Die Meinungen zum anhaltenden Verbot von Prostitution im Südwesten gehen weit auseinander. Der Verband der Sexarbeiterinnen und Gesundheitsminister Lucha liegen im Clinch.
Stuttgart - Prostitution im gewerbsmäßigen Stil bleibt im Südwesten per Corona-Verordnung weiter verboten. „Selbstverständlich stellen wir jedoch all unsere Maßnahmen regelmäßig auf den Prüfstand und passen sie dem Infektionsgeschehen und der aktuellen Rechtsprechung an“, heißt es aus dem Gesundheitsministerium in Stuttgart. Die von Bordellbetreibern ausgearbeiteten Hygienekonzepte könnten womöglich dazu beitragen, Ansteckungsrisiken in gewissem Maße zu senken. Sie reichten jedoch aktuell nicht aus, um die Gefährdung ausreichend einzudämmen. Ressortchef Manne Lucha (Grüne) sieht sich darin auch vom Verwaltungsgerichtshof Baden-Württemberg bestätigt.
Erhöhtes Infektionsrisiko bei engem Körperkontakt
Dieser hatte mit Verweis auf erhöhte Atemaktivität und damit erhöhtes Infektionsrisiko bei engem Körperkontakt für die weitere Schließung plädiert. Damit hatte er den Eilantrag zweier Betreiberinnen von Bordellen in Konstanz, Baden-Baden und Heidelberg, unter scharfen Hygieneregeln sexuelle Massagen zuzulassen, abgewiesen.
Nach Angaben des Bundesverbandes Sexuelle Dienstleistungen (BSD) gehört Baden-Württemberg zu der Minderheit der Bundesländer, in denen Bordelle noch geschlossen sind. Dazu zählten auch Mecklenburg-Vorpommern, Hessen und Rheinland-Pfalz. Neben Bordellen sind im Südwesten noch Clubs und Diskotheken dicht.
Der BSD warf Lucha nach einem Round Table Gespräch mit Vertretern von Ministerien, Kommunen, Verbänden von Prostitutionsbefürwortern und -kritikern Untätigkeit vor. Er habe sich auf das VGH-Urteil zurückgezogen, anstatt selbst gestaltend tätig zu werden. „Das war eine Enttäuschung hoch zehn“, sagte Verbandschefin Stefanie Klee zu dem Ergebnis des Treffens Mitte der Woche.

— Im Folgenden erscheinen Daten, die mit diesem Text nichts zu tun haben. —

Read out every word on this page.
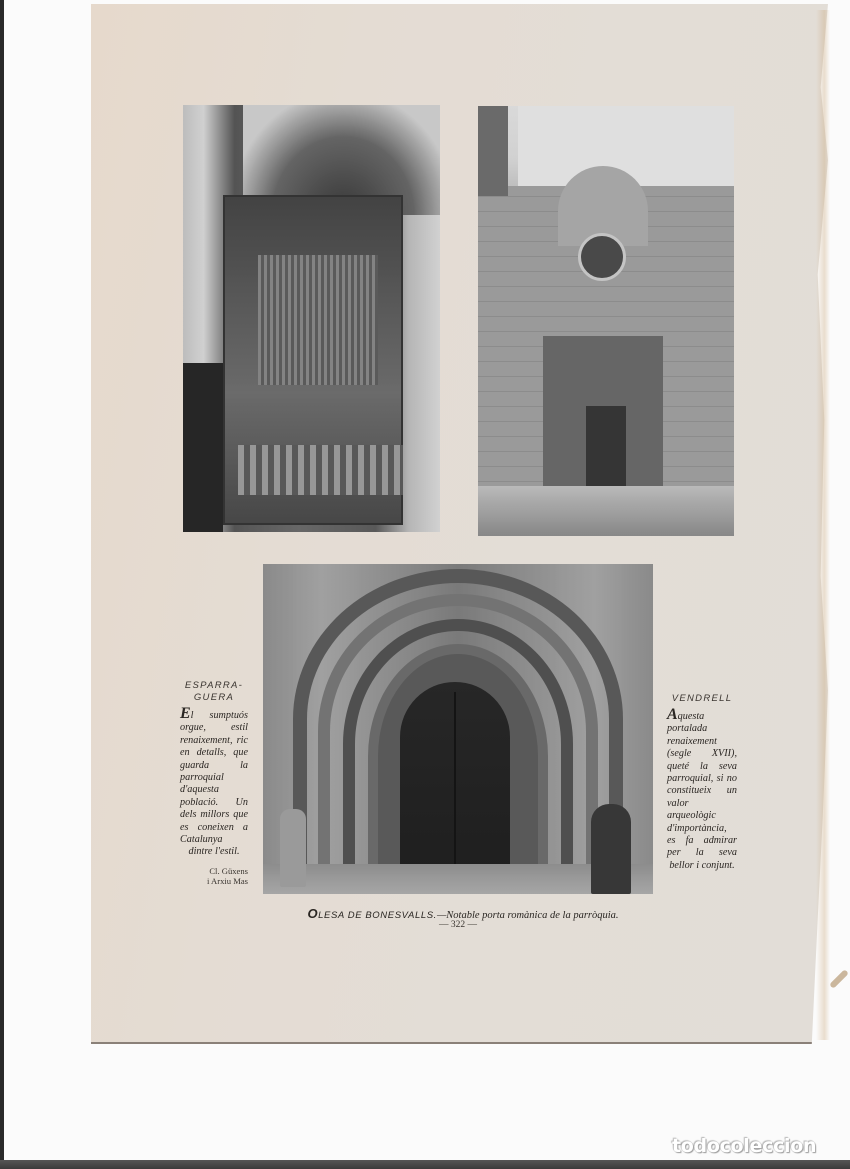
ESPARRA-
GUERA
El sumptuós orgue, estil renaixement, ric en detalls, que guarda la parroquial d'aquesta població. Un dels millors que es coneixen a Catalunya dintre l'estil.
Cl. Güxens
i Arxiu Mas
VENDRELL
Aquesta portalada renaixement (segle XVII), queté la seva parroquial, si no constitueix un valor arqueològic d'importància, es fa admirar per la seva bellor i conjunt.
OLESA DE BONESVALLS.—Notable porta romànica de la parròquia.
— 322 —
todocoleccion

„Sexualität ist nicht nur die Missionarsstellung“
Das weitere Verbot gewerbsmäßiger Prostitution sei mit epidemiologischen Gründen nicht zu rechtfertigen. Klee wies Vorwürfe zurück, die Betriebe könnten die üblichen Corona-Hygienemaßnahmen nicht umsetzen. Die Branche habe vielfältige Praktiken entwickelt, die mit den Hygiene- und Abstandsregeln zu vereinbaren seien. Klee: „Sexualität ist nicht nur die Missionarsstellung.“
In der Corona Verordnung Baden-Württemberg ist die Prostitution einer einzelnen Frau, ohne dass ein Dritter wie ein Zuhälter daraus wirtschaftlichen Nutzen zieht, vom Verbot nicht erfasst. Dies führt laut BDS dazu, dass Frauen die bislang in Bordellen arbeiteten, jetzt den Straßenstrich bedienten, wo sie großen Gefahren ausgesetzt seien. In Karlsruhe, Stuttgart und Heilbronn sei auch dies durch Allgemeinverfügung untersagt. Dagegen seien Widersprüche eingelegt worden.